The British Pound has been in decline against the Canadian Dollar since mid-March when a top of 1.8415 was hit and a wave of Canadian Dollar buying sent GBP/CAD back lower.

The exchange rate will start the new week from 1.7946 having appeared to have settled just north of ~1.7830; the buying interest in Sterling witnessed in this region could allow GBP/CAD to put in a base and draw a line under the recent bout of weakness.

Indeed, we note Sterling has made a 6% advance on the Canadian Dollar in 2018, which suggests the UK currency does enjoy solid momentum, and the recent setback might be temporary.

"GBP/CAD’s weekly chart remains compelling from the bullish point of view," says Shaun Osborne, a foreign exchange strategist with Scotiabank in Toronto. "A look at the longer run state of play here highlights the longer–term double bottom that has been triggered by the GBP’s recent gains through 1.7850."

Osborne targets 1.99 "over the next 12 months or so".

GBP to CAD exchange rate techs week ahead

"Note that, so far, the neckline trigger at 1.7850 is doing its secondary job of supporting the GBP on dips. Given the longer term nature of the formation, we will allow for some weakness in the GBP back under 1.7850 in the next few weeks, providing that losses remain relatively shallow," adds the analyst.

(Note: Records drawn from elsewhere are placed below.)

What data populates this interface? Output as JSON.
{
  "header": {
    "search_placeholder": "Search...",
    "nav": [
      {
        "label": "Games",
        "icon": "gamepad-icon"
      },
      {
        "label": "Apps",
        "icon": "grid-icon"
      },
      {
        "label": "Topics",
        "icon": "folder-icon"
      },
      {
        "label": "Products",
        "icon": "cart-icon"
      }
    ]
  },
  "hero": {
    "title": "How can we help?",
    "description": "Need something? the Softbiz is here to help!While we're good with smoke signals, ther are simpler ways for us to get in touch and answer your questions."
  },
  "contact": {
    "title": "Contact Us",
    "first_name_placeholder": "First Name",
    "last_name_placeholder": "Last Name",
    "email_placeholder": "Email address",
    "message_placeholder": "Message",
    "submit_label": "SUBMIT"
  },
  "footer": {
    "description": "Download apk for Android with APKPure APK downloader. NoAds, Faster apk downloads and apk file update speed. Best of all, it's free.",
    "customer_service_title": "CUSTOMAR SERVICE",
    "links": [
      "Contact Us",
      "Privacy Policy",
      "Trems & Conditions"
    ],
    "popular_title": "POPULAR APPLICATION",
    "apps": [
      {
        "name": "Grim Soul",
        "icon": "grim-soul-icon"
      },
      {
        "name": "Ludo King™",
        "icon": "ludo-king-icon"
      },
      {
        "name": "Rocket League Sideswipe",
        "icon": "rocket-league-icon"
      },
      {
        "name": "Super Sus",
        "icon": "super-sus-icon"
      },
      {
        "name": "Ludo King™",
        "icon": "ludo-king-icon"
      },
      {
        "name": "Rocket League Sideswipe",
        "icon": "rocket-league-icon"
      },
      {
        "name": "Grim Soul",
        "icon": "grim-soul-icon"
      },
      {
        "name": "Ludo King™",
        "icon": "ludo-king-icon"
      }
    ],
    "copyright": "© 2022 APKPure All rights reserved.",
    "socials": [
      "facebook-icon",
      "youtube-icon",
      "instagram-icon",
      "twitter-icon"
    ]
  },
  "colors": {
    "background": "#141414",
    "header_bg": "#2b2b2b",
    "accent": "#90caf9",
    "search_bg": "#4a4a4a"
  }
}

An important point to note from Osborne is the observation that the Canadian Dollar is starting to track the movement of commodity prices more closely, so the oil price might be something that matters over coming days and weeks.

"Our correlation matrix highlights the evolving and strengthening relationship between CAD and crude/commodity prices recently. Since the start of April, the CAD’s correlation with 2Y US-Canada spreads has slipped from +78% to +55% while the correlation between the CAD/WTI has strengthened from +40% to +55%," says Osborne.

So it could be a case of watching oil markets over coming days.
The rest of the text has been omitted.